In the film, due to be screened on Wednesday, Anne commented further on social media: “With online technology … being in touch is one thing but it’s not quite the same.

“The ability to meet people, that’s what makes the difference. I mean, I know what Twitter is but I wouldn’t go anywhere near it if you paid me frankly. But that’s a slightly different issue.”

Famously known as the hardest-working member of the royal family her daughter Zara said: “Age is not a thing to her it’s, you know, very much … the more she keeps doing the younger she’ll stay.”

The Princess Royal on her Gloucestershire estate, Gatcombe Park Credit: Barry Batchelor/PA

Zara told the story of her mother returning from an event and putting on boots and a coat over her formal clothes and going out to feed the chickens.

Anne said: “Slow down, I thought I had slowed down. I think the thing that nags away at you is that after all this time you should have learnt something.

“And there is an element of responsibility to make sure that you kind of knit that knowledge together and pass that on.”

Interviewed during the lockdown at her home of Gatcombe Park in Gloucestershire, the Queen’s daughter sympathised with families trying to isolate without outdoor space.

“It’s frustrating I think but look around here, it’s not hard here. The idea of being stuck in a block of flats, with small children, I can’t imagine how difficult that would be.”

A young Princess Anne with the royal family in 1972 Credit: PA

In the documentary the princess is shown before lockdown holding a series of visits during an awayday to Kent and also with her grandchildren at the eventing festival staged at Gatcombe Park, cancelled this year due to Covid-19.
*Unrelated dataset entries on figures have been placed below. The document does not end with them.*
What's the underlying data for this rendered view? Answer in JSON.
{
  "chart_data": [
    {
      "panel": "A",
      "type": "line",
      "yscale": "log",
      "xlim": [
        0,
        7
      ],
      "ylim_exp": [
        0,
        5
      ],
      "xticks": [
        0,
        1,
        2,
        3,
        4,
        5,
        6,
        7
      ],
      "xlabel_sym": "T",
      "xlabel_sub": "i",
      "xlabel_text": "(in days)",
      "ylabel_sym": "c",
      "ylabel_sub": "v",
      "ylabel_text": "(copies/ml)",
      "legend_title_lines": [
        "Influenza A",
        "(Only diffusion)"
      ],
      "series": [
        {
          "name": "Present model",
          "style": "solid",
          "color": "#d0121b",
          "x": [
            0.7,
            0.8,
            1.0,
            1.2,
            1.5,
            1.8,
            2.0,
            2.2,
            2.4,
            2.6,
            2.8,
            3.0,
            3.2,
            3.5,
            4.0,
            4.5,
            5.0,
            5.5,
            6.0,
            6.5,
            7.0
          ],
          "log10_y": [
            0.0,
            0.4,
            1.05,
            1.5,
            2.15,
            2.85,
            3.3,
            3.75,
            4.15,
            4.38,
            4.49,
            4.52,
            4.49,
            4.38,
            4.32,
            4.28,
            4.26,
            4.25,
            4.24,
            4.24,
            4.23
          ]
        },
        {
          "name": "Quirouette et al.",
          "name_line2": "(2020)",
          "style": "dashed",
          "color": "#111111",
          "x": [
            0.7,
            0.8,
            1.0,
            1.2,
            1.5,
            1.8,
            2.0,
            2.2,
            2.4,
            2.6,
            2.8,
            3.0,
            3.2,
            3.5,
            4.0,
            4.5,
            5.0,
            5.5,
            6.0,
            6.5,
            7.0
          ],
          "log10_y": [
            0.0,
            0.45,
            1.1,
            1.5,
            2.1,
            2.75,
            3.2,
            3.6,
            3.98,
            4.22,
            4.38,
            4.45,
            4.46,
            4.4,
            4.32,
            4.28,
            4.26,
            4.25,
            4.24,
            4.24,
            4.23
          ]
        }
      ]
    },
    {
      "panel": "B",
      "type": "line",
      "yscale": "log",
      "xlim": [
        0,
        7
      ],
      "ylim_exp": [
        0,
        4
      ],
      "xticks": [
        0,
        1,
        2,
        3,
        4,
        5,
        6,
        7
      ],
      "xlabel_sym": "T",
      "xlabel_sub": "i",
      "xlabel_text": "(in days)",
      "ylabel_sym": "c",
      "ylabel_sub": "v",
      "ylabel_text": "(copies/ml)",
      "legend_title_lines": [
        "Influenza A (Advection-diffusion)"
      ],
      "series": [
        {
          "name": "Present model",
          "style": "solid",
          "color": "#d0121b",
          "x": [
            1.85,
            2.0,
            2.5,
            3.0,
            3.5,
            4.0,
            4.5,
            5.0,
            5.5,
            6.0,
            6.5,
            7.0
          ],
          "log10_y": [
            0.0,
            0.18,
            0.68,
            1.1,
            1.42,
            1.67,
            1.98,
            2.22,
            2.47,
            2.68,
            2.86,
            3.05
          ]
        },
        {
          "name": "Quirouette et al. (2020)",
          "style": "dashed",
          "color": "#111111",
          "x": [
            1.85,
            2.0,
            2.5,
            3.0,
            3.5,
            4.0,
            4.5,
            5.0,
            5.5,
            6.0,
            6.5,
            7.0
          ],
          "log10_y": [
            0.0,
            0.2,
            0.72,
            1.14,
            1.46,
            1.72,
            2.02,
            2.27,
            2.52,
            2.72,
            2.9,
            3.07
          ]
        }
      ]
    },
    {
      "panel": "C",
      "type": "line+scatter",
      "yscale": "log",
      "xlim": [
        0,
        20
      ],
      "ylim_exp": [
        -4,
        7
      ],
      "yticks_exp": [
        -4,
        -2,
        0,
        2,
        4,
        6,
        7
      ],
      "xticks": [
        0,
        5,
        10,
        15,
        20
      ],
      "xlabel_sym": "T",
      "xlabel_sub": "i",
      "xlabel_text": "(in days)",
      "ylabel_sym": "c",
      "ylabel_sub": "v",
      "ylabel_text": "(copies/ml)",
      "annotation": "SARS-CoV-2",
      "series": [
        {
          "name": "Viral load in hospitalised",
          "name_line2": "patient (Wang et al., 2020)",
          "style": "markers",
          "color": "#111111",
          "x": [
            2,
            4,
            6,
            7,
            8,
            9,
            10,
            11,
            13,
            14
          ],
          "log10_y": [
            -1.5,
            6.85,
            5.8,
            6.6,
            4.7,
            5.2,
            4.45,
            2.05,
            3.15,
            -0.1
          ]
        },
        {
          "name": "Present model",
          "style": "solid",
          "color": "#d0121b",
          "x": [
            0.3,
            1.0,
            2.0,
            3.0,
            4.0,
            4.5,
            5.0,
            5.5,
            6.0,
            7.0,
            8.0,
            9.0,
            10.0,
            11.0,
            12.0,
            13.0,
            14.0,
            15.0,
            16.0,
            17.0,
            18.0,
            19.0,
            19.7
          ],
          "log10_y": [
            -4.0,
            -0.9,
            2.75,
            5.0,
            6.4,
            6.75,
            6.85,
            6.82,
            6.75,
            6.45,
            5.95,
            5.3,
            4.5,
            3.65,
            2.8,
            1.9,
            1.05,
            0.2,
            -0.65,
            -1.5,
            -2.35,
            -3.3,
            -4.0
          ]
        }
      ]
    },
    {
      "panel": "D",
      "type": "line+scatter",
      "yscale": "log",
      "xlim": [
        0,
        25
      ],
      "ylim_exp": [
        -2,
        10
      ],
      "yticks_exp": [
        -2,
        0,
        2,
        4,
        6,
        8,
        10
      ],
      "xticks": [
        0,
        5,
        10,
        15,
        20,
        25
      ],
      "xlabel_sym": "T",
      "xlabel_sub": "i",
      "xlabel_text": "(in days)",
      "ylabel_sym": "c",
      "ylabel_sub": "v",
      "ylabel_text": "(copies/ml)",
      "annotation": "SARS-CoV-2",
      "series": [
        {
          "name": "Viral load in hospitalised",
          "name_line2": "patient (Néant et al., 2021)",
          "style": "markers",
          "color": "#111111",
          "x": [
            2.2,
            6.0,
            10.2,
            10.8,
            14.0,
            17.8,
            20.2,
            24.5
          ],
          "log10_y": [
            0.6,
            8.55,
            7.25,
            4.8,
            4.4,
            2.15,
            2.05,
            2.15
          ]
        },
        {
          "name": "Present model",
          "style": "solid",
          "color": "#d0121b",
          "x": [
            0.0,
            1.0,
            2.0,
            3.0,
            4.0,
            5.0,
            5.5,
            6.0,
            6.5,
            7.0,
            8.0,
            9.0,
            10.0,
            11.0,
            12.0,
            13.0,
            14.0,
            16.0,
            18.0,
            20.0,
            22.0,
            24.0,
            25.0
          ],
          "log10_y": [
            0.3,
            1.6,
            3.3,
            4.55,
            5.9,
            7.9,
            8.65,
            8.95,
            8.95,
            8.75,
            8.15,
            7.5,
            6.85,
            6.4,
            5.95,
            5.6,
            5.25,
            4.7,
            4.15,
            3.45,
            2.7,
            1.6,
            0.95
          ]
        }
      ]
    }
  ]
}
The film chronicles her life from her school days to her first marriage to Captain Mark Phillips, tours with the Queen and Duke of Edinburgh, the 1974 failed kidnap attempt on the princess, her equestrian achievements and her professional involvement in London’s successful bid to host the 2012 Olympics.

In a lighter moment, Anne is shown during a sitting for a bust being created by sculptor Frances Segelman and expresses her amazement at how long it took to create the hairstyle of the actress who played her in the popular Netflix drama The Crown, saying it only takes her “10 or 15 minutes”.

Anne, at the home of Scottish rugby, Murrayfield Stadium in Edinburgh, is patron of Scottish rugby’s governing body. Andrew Milligan/PA Wire

Anne’s husband Sir Tim suggested his wife liked men with a background in the Armed Forces.

He revealed that when they have a rare break and take their boat out onto the waters around Scotland, she is a better sailor then him.